Swiss banking giant UBS (NYSE: UBS ) stepped up to the earnings plate yesterday, only to get tagged by an errant pitch called 'monolines'. (Not to be confused with monorails.) Monoline insurers comprise a group of companies, most notably Ambac (NYSE: ABK ) and MBIA (NYSE: MBI ) , that insure the principal and interest behind bonds and securitized debt vehicles.
Banks insured small portions of their debt portfolios to hedge against potential declines in the housing market. But with no market demand for debt, and insufficient reserves in place, the monolines are increasingly exposed to potentially massive losses themselves.
As the banks struggle to bring complicated debt portfolios onto their balance sheets, even these insured debt products must be sold at a loss. So yesterday, UBS introduced the monoline writedown as the latest creation of a financial sector that has pelted investors with a dizzying array of new concepts and parameters to consider.
UBS reported its first-ever annual loss after a truly dismal quarter, in which $11.28 billion disappeared at the stroke of a pen. The monoline charge was only $871 million, less than 5% of the $18.4 billion they've written off to date. As the first of its kind, however, the writedown begs the question of how many more will follow it.

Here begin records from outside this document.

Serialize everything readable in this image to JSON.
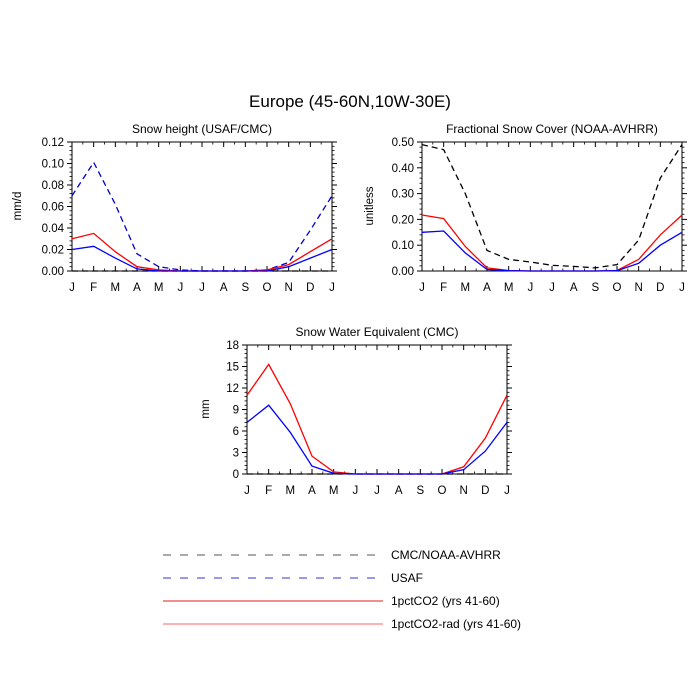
{
  "figure": {
    "title": "Europe (45-60N,10W-30E)"
  },
  "colors": {
    "obs": "#000000",
    "usaf": "#0000cc",
    "pct": "#0000ff",
    "rad": "#ff0000"
  },
  "legend": [
    {
      "key": "obs",
      "label": "CMC/NOAA-AVHRR",
      "color": "#555555",
      "dashed": true
    },
    {
      "key": "usaf",
      "label": "USAF",
      "color": "#3333cc",
      "dashed": true
    },
    {
      "key": "pct",
      "label": "1pctCO2 (yrs 41-60)",
      "color": "#dd2222",
      "dashed": false
    },
    {
      "key": "rad",
      "label": "1pctCO2-rad (yrs 41-60)",
      "color": "#ff6666",
      "dashed": false
    }
  ],
  "chart_data": [
    {
      "id": "snow-height",
      "type": "line",
      "title": "Snow height (USAF/CMC)",
      "ylabel": "mm/d",
      "xlabel": "",
      "categories": [
        "J",
        "F",
        "M",
        "A",
        "M",
        "J",
        "J",
        "A",
        "S",
        "O",
        "N",
        "D",
        "J"
      ],
      "ylim": [
        0,
        0.12
      ],
      "yticks": [
        0,
        0.02,
        0.04,
        0.06,
        0.08,
        0.1,
        0.12
      ],
      "ytick_labels": [
        "0.00",
        "0.02",
        "0.04",
        "0.06",
        "0.08",
        "0.10",
        "0.12"
      ],
      "series": [
        {
          "key": "obs",
          "color": "#000000",
          "dashed": true,
          "values": [
            0,
            0,
            0,
            0,
            0,
            0,
            0,
            0,
            0,
            0,
            0,
            0,
            0
          ]
        },
        {
          "key": "usaf",
          "color": "#0000cc",
          "dashed": true,
          "values": [
            0.07,
            0.101,
            0.062,
            0.016,
            0.004,
            0.001,
            0.0,
            0.0,
            0.0,
            0.001,
            0.008,
            0.038,
            0.07
          ]
        },
        {
          "key": "rad",
          "color": "#ff0000",
          "dashed": false,
          "values": [
            0.03,
            0.035,
            0.018,
            0.004,
            0.001,
            0.0,
            0.0,
            0.0,
            0.0,
            0.001,
            0.006,
            0.018,
            0.03
          ]
        },
        {
          "key": "pct",
          "color": "#0000ff",
          "dashed": false,
          "values": [
            0.02,
            0.023,
            0.012,
            0.002,
            0.0,
            0.0,
            0.0,
            0.0,
            0.0,
            0.0,
            0.004,
            0.012,
            0.02
          ]
        }
      ]
    },
    {
      "id": "snow-cover",
      "type": "line",
      "title": "Fractional Snow Cover (NOAA-AVHRR)",
      "ylabel": "unitless",
      "xlabel": "",
      "categories": [
        "J",
        "F",
        "M",
        "A",
        "M",
        "J",
        "J",
        "A",
        "S",
        "O",
        "N",
        "D",
        "J"
      ],
      "ylim": [
        0,
        0.5
      ],
      "yticks": [
        0,
        0.1,
        0.2,
        0.3,
        0.4,
        0.5
      ],
      "ytick_labels": [
        "0.00",
        "0.10",
        "0.20",
        "0.30",
        "0.40",
        "0.50"
      ],
      "series": [
        {
          "key": "obs",
          "color": "#000000",
          "dashed": true,
          "values": [
            0.49,
            0.47,
            0.3,
            0.08,
            0.045,
            0.035,
            0.022,
            0.018,
            0.012,
            0.025,
            0.12,
            0.36,
            0.49
          ]
        },
        {
          "key": "rad",
          "color": "#ff0000",
          "dashed": false,
          "values": [
            0.217,
            0.203,
            0.095,
            0.012,
            0.002,
            0.0,
            0.0,
            0.0,
            0.0,
            0.002,
            0.045,
            0.14,
            0.217
          ]
        },
        {
          "key": "pct",
          "color": "#0000ff",
          "dashed": false,
          "values": [
            0.15,
            0.155,
            0.07,
            0.006,
            0.001,
            0.0,
            0.0,
            0.0,
            0.0,
            0.001,
            0.03,
            0.1,
            0.15
          ]
        }
      ]
    },
    {
      "id": "swe",
      "type": "line",
      "title": "Snow Water Equivalent (CMC)",
      "ylabel": "mm",
      "xlabel": "",
      "categories": [
        "J",
        "F",
        "M",
        "A",
        "M",
        "J",
        "J",
        "A",
        "S",
        "O",
        "N",
        "D",
        "J"
      ],
      "ylim": [
        0,
        18
      ],
      "yticks": [
        0,
        3,
        6,
        9,
        12,
        15,
        18
      ],
      "ytick_labels": [
        "0",
        "3",
        "6",
        "9",
        "12",
        "15",
        "18"
      ],
      "series": [
        {
          "key": "obs",
          "color": "#000000",
          "dashed": true,
          "values": [
            0,
            0,
            0,
            0,
            0,
            0,
            0,
            0,
            0,
            0,
            0,
            0,
            0
          ]
        },
        {
          "key": "rad",
          "color": "#ff0000",
          "dashed": false,
          "values": [
            11.0,
            15.3,
            9.8,
            2.5,
            0.3,
            0.0,
            0.0,
            0.0,
            0.0,
            0.0,
            1.0,
            5.0,
            11.0
          ]
        },
        {
          "key": "pct",
          "color": "#0000ff",
          "dashed": false,
          "values": [
            7.2,
            9.6,
            5.8,
            1.1,
            0.1,
            0.0,
            0.0,
            0.0,
            0.0,
            0.0,
            0.6,
            3.2,
            7.2
          ]
        }
      ]
    }
  ]
}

That's true both for UBS and its beleaguered U.S. counterparts, such as Merrill Lynch (NYSE: MER ) and Citigroup (NYSE: C ) . For an anxious global marketplace, this newest development hardly calms the waters; UBS shares were punished accordingly yesterday, falling by more than 7.5%.
Not Ben Bernanke, not investors, and not the banks themselves seem to have a handle on how contagious this subprime virus will be. After mutating into the monoline strain, we're watching the horizon for the rumored commercial real estate flu or municipal bond fever. Like the common cold, though, there appears to be no cure ... it just has to run its course. Investors might do well to keep the banks in quarantine a while longer.